Monday, December 27, 2010

I remember right after I got out of the Army and got home to my parents

house. It was a pretty good reunion, as I remember.

A few days before I left home again to embark on my newest adventure I was sitting on my duff in the living room  mulling my future over. I was in my twenties and contemplating doing two things.

First, I was going to spend a year in a tipi to follow a childhood dream. I was going to spend it in a part of the Rockies where the Native Americans knew better than to winter. I was also going to  try and couple it with going to school in my GI bill. I had no real concrete place to camp, and I figured I would wind up bing somewaht of a nomad in the national forest.

It was a pretty good chunk to have to figure out and bolt down.

I was a recently discharged GI and instead of being fed by Uncle Sam I knew I'd have to shift for myself, and keep ahead of the park people and go to school at the same time.
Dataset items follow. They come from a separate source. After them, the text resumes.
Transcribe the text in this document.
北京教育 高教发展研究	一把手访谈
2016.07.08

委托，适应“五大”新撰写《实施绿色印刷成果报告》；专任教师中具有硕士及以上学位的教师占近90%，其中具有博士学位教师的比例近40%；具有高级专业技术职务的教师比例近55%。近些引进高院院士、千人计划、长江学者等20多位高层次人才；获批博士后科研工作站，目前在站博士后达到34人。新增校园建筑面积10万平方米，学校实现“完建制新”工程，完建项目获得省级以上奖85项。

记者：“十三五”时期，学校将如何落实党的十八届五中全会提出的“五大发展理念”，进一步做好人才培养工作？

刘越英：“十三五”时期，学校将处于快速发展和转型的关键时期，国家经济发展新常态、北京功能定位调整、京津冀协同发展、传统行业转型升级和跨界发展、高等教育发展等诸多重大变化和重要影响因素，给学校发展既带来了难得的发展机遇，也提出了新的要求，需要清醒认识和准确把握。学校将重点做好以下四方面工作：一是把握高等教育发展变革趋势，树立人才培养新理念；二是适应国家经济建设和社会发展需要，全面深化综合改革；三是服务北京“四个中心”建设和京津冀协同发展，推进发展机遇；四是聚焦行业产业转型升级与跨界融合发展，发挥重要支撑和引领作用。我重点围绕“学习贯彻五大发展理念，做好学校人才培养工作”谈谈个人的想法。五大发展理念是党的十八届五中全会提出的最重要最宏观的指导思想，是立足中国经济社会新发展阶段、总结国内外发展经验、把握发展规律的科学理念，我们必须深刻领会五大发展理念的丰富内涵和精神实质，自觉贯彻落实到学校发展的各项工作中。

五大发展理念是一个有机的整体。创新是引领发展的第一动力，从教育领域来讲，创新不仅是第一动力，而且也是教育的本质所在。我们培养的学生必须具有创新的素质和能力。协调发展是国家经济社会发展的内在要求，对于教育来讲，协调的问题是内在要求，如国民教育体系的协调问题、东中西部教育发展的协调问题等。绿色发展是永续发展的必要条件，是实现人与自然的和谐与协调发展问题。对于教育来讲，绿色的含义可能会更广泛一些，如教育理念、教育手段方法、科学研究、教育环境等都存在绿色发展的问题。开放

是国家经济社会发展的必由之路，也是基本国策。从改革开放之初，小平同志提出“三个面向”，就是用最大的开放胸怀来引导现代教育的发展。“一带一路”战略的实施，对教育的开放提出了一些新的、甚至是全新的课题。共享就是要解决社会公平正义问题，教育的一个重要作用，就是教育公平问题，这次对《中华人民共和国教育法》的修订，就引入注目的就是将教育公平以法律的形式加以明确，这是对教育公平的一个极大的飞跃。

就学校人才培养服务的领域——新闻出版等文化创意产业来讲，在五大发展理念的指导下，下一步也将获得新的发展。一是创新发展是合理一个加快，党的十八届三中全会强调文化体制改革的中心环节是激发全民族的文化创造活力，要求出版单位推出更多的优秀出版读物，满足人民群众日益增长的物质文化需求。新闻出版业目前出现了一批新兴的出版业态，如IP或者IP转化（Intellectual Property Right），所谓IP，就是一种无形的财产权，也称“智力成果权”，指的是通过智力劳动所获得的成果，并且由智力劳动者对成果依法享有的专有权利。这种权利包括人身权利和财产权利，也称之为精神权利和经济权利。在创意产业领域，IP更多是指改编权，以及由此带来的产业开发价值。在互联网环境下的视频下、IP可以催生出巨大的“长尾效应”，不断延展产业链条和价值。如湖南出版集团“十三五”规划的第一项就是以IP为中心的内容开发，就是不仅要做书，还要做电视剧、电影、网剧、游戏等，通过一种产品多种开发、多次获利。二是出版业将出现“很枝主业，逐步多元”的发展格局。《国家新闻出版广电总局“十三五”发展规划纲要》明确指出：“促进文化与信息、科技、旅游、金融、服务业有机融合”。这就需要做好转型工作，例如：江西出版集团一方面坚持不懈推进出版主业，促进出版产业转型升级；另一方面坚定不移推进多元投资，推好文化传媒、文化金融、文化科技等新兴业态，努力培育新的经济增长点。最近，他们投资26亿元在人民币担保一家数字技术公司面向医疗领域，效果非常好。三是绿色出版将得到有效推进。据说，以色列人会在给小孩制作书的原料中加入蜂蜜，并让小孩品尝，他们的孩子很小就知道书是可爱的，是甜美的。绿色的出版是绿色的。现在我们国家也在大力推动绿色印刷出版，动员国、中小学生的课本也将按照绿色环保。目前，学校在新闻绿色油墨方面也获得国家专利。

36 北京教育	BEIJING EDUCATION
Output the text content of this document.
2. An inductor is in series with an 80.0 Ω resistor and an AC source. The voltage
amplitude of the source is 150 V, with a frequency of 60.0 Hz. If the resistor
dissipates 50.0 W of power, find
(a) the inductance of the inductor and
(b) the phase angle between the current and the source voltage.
I had no job. About all I really DID have was faith in myself.

Anyway, I was sitting on my ass letting countlesslittle thoughts spin through my head and oncein a while, I'd reach up and snatch a thought and run it through. It was a brief period of contemplation and it started getting on my fathers nerves.

He asked what I was doing and I told him I was thinking about my future and school  and mundane things like as to whether I would freeze to death during the upcoming winter.

He nodded and walked out.

A while later he returned and looked somewhat worried about me and asked a few questions. We chatted and I could see that my pensive mood was bothering him. I hadn't been like this before I had left for the service.
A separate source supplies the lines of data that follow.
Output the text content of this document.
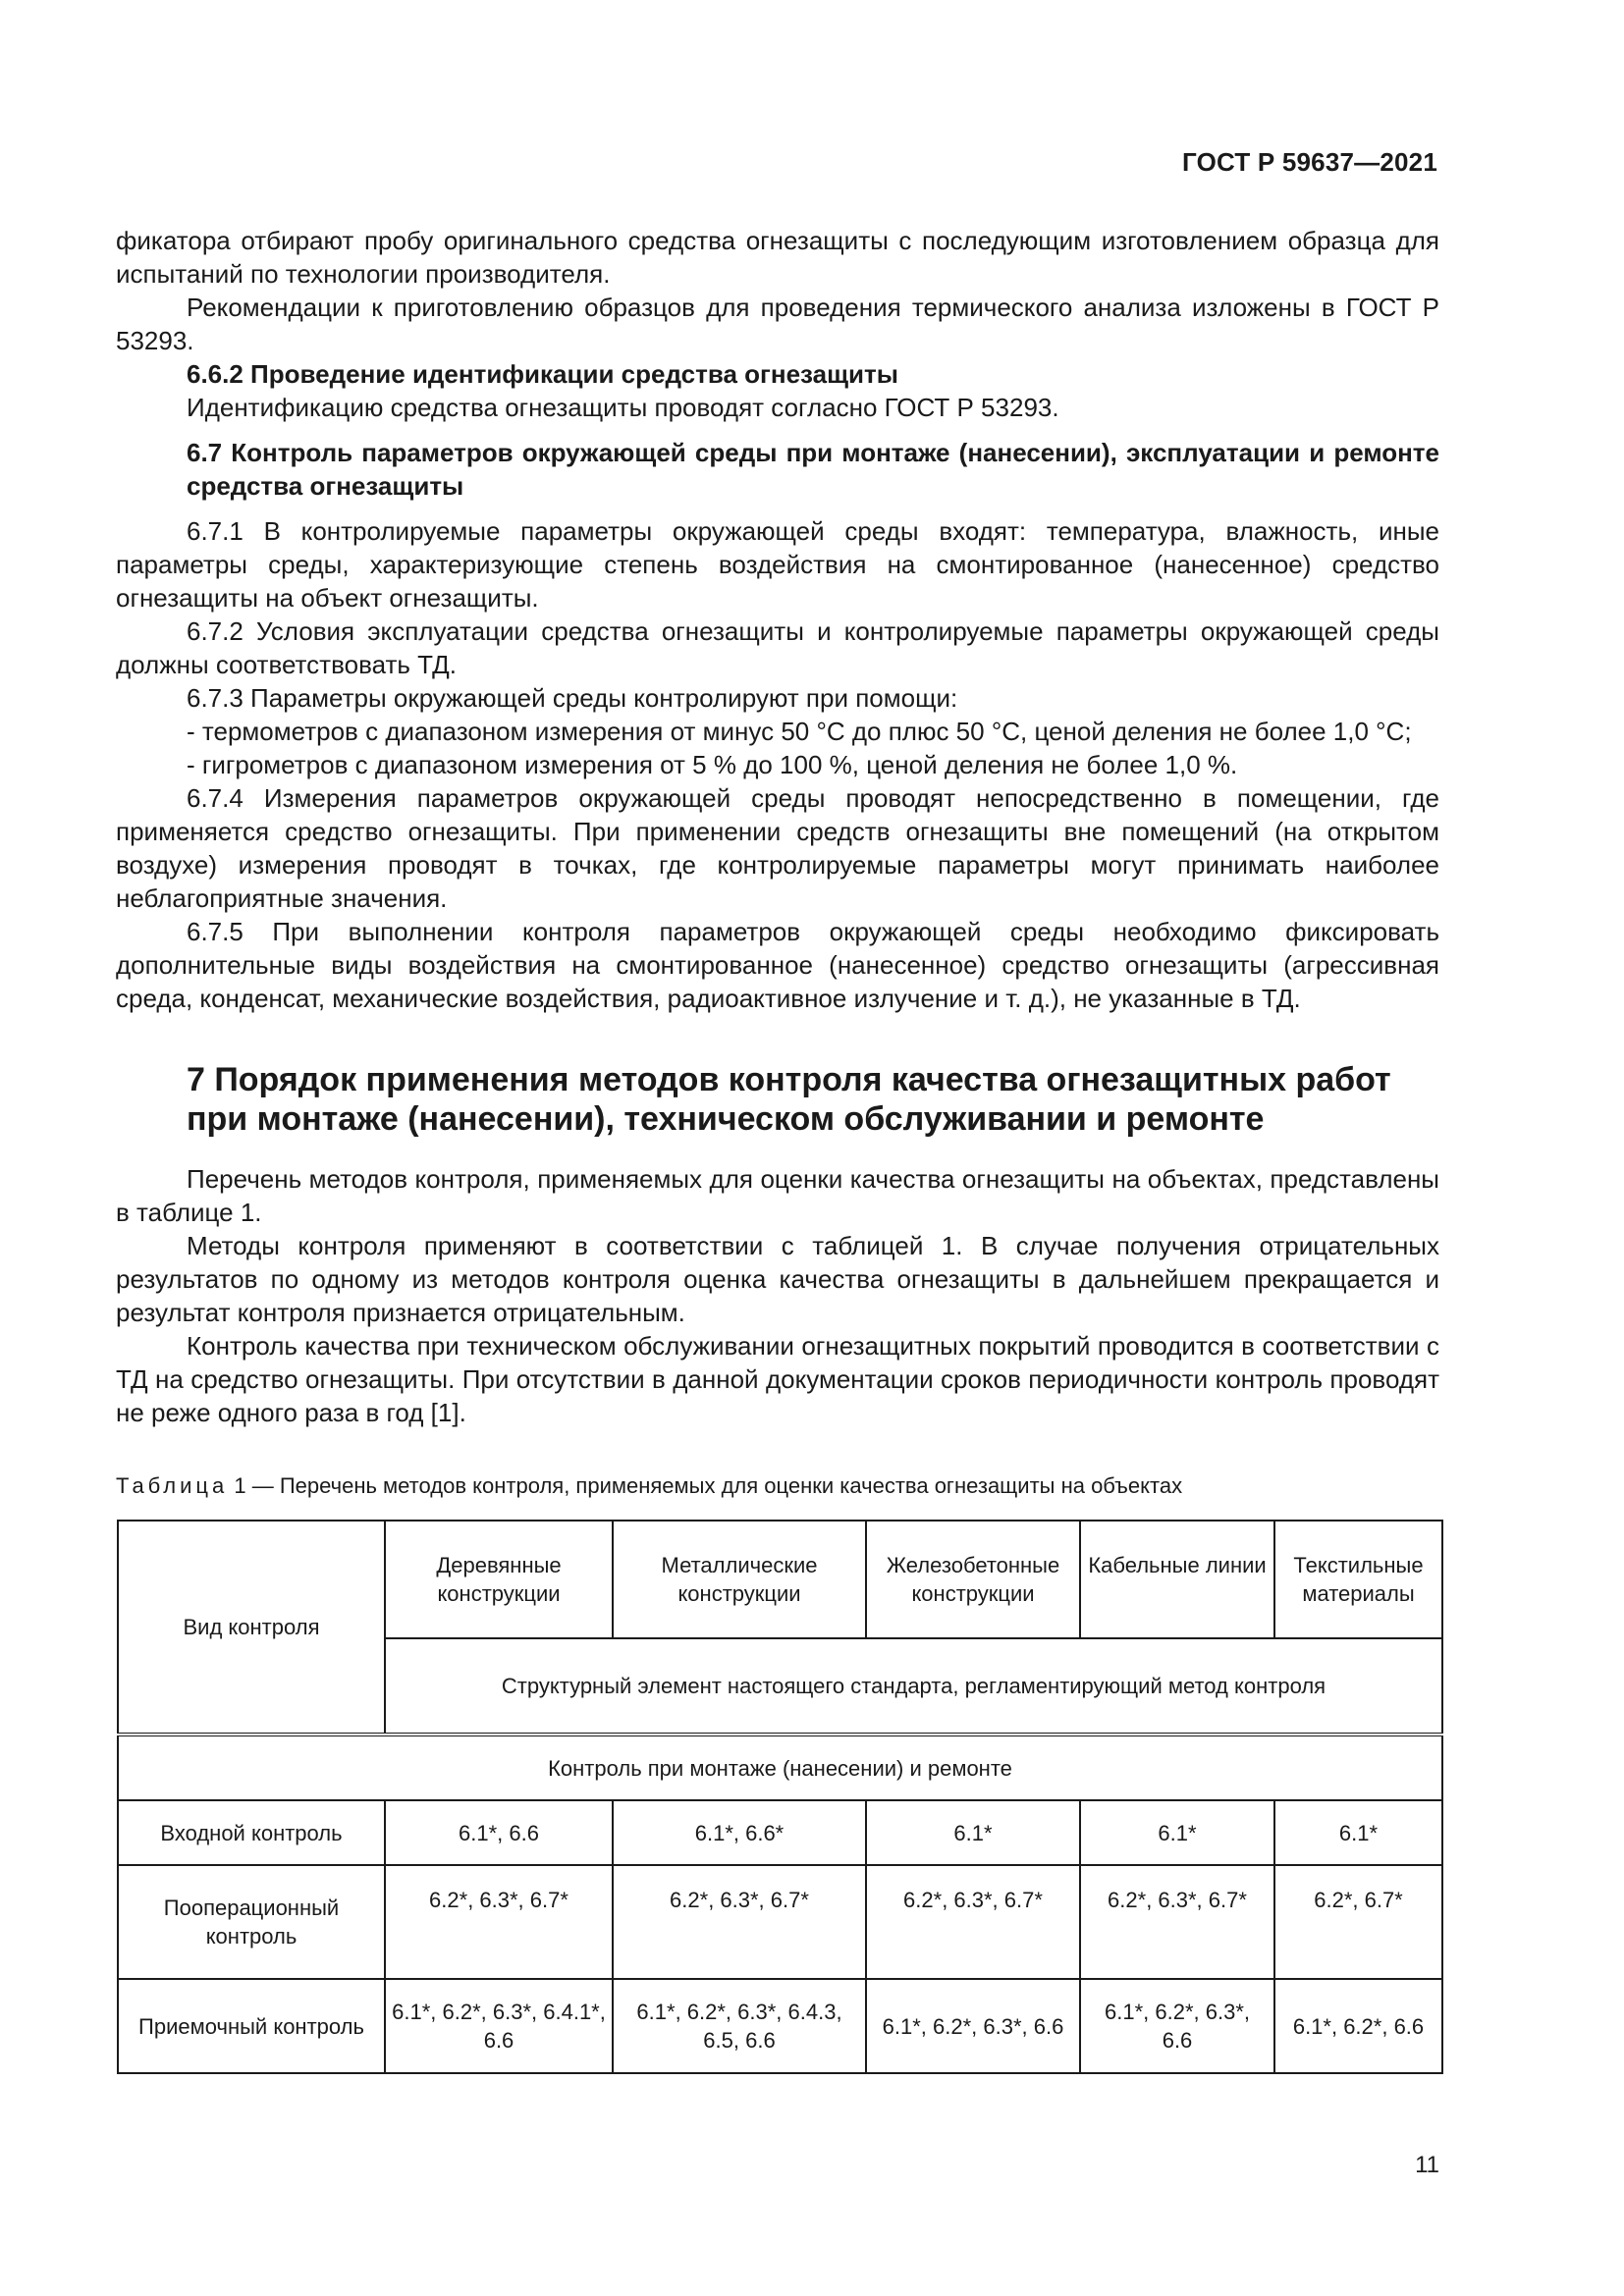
ГОСТ Р 59637—2021

фикатора отбирают пробу оригинального средства огнезащиты с последующим изготовлением образца для испытаний по технологии производителя.

Рекомендации к приготовлению образцов для проведения термического анализа изложены в ГОСТ Р 53293.

6.6.2 Проведение идентификации средства огнезащиты

Идентификацию средства огнезащиты проводят согласно ГОСТ Р 53293.

6.7 Контроль параметров окружающей среды при монтаже (нанесении), эксплуатации и ремонте средства огнезащиты

6.7.1 В контролируемые параметры окружающей среды входят: температура, влажность, иные параметры среды, характеризующие степень воздействия на смонтированное (нанесенное) средство огнезащиты на объект огнезащиты.

6.7.2 Условия эксплуатации средства огнезащиты и контролируемые параметры окружающей среды должны соответствовать ТД.

6.7.3 Параметры окружающей среды контролируют при помощи:

- термометров с диапазоном измерения от минус 50 °С до плюс 50 °С, ценой деления не более 1,0 °С;

- гигрометров с диапазоном измерения от 5 % до 100 %, ценой деления не более 1,0 %.

6.7.4 Измерения параметров окружающей среды проводят непосредственно в помещении, где применяется средство огнезащиты. При применении средств огнезащиты вне помещений (на открытом воздухе) измерения проводят в точках, где контролируемые параметры могут принимать наиболее неблагоприятные значения.

6.7.5 При выполнении контроля параметров окружающей среды необходимо фиксировать дополнительные виды воздействия на смонтированное (нанесенное) средство огнезащиты (агрессивная среда, конденсат, механические воздействия, радиоактивное излучение и т. д.), не указанные в ТД.

7 Порядок применения методов контроля качества огнезащитных работ при монтаже (нанесении), техническом обслуживании и ремонте

Перечень методов контроля, применяемых для оценки качества огнезащиты на объектах, представлены в таблице 1.

Методы контроля применяют в соответствии с таблицей 1. В случае получения отрицательных результатов по одному из методов контроля оценка качества огнезащиты в дальнейшем прекращается и результат контроля признается отрицательным.

Контроль качества при техническом обслуживании огнезащитных покрытий проводится в соответствии с ТД на средство огнезащиты. При отсутствии в данной документации сроков периодичности контроль проводят не реже одного раза в год [1].

Таблица 1 — Перечень методов контроля, применяемых для оценки качества огнезащиты на объектах
Вид контроля	Деревянные конструкции	Металлические конструкции	Железобетонные конструкции	Кабельные линии	Текстильные материалы
	Структурный элемент настоящего стандарта, регламентирующий метод контроля				
Контроль при монтаже (нанесении) и ремонте					
Входной контроль	6.1*, 6.6	6.1*, 6.6*	6.1*	6.1*	6.1*
Пооперационный контроль	6.2*, 6.3*, 6.7*	6.2*, 6.3*, 6.7*	6.2*, 6.3*, 6.7*	6.2*, 6.3*, 6.7*	6.2*, 6.7*
Приемочный контроль	6.1*, 6.2*, 6.3*, 6.4.1*, 6.6	6.1*, 6.2*, 6.3*, 6.4.3, 6.5, 6.6	6.1*, 6.2*, 6.3*, 6.6	6.1*, 6.2*, 6.3*, 6.6	6.1*, 6.2*, 6.6
11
He left and I resumed my thoughts.

A few minutes later, he returned and started in onme about the fact that I was just sitting there. I asked him what I ought to do and he quickly snapped at me.

"Do something, even if it's wrong." he barked.

I looked up at him and calmly picked up an ash tray and threw it through the window.

He was livid, and yet there I was serenely.

"What was that all about?" he shouted.

"You told me to do something even if it was wrong," I answered, calmly.

At this point his temper was pretty hot, and I knew the best thing I could do is stay seated. If I got to my feet it very well could have come to blows and I knew there was no way I wanted to fight up my father. I was in prime shape and it would be a mess. We were not only father and son, but special friends and I think we both didn't want to go that route.

"Well, that was wrong!" ge said in an anger filled voice.

"No, dad, it was the right thing to do," I said, calmly. "Now we both have something to do."

"What do you mean by that?" he demanded.

""You always told me that I don't think before I act, I said. "A hitch in the Army taught me to plan ahead and that is what I am doing. Instead of working with my body, I am working with my mind. I'm doing something. You, on the other hand need something to do. Now you have a window to fix."

His face told me he was livid. Suddenly I saw it slowly morph. His brows furrowed and his lips pursed and the anger turned into thought which turned to embarrassment.

"You're right," he said."I AM the one that needs something to do."

He left the room and I saw him go outside to the broken window and measure the size of the pane. He returned. He still looked a little embarrassed, but he was smiling.

Let's go to the Welch Company," he said. "We'll have one together at the Grog Shop."

We got the pane of glass and had a beer at the Grog Shop. We actually had two or three and we discussed my future, the tipi, school and a few other things over the beers and then we started home.

We drove off in silence, and enjoyed each other's company.

"You know," he said, "It's kind on nice having a son who isn't a boy anymore. I guess it just takes some getting used to."

We went home and while he fixed a window, I sat in the living room with my college catalog trying to figure out what class load I was going to be able to handle having been out of the classroom for so long.

Later over dinner, my mom noticed the bonds between father and son had grown, but for one of the few times in her life, she kept quiet.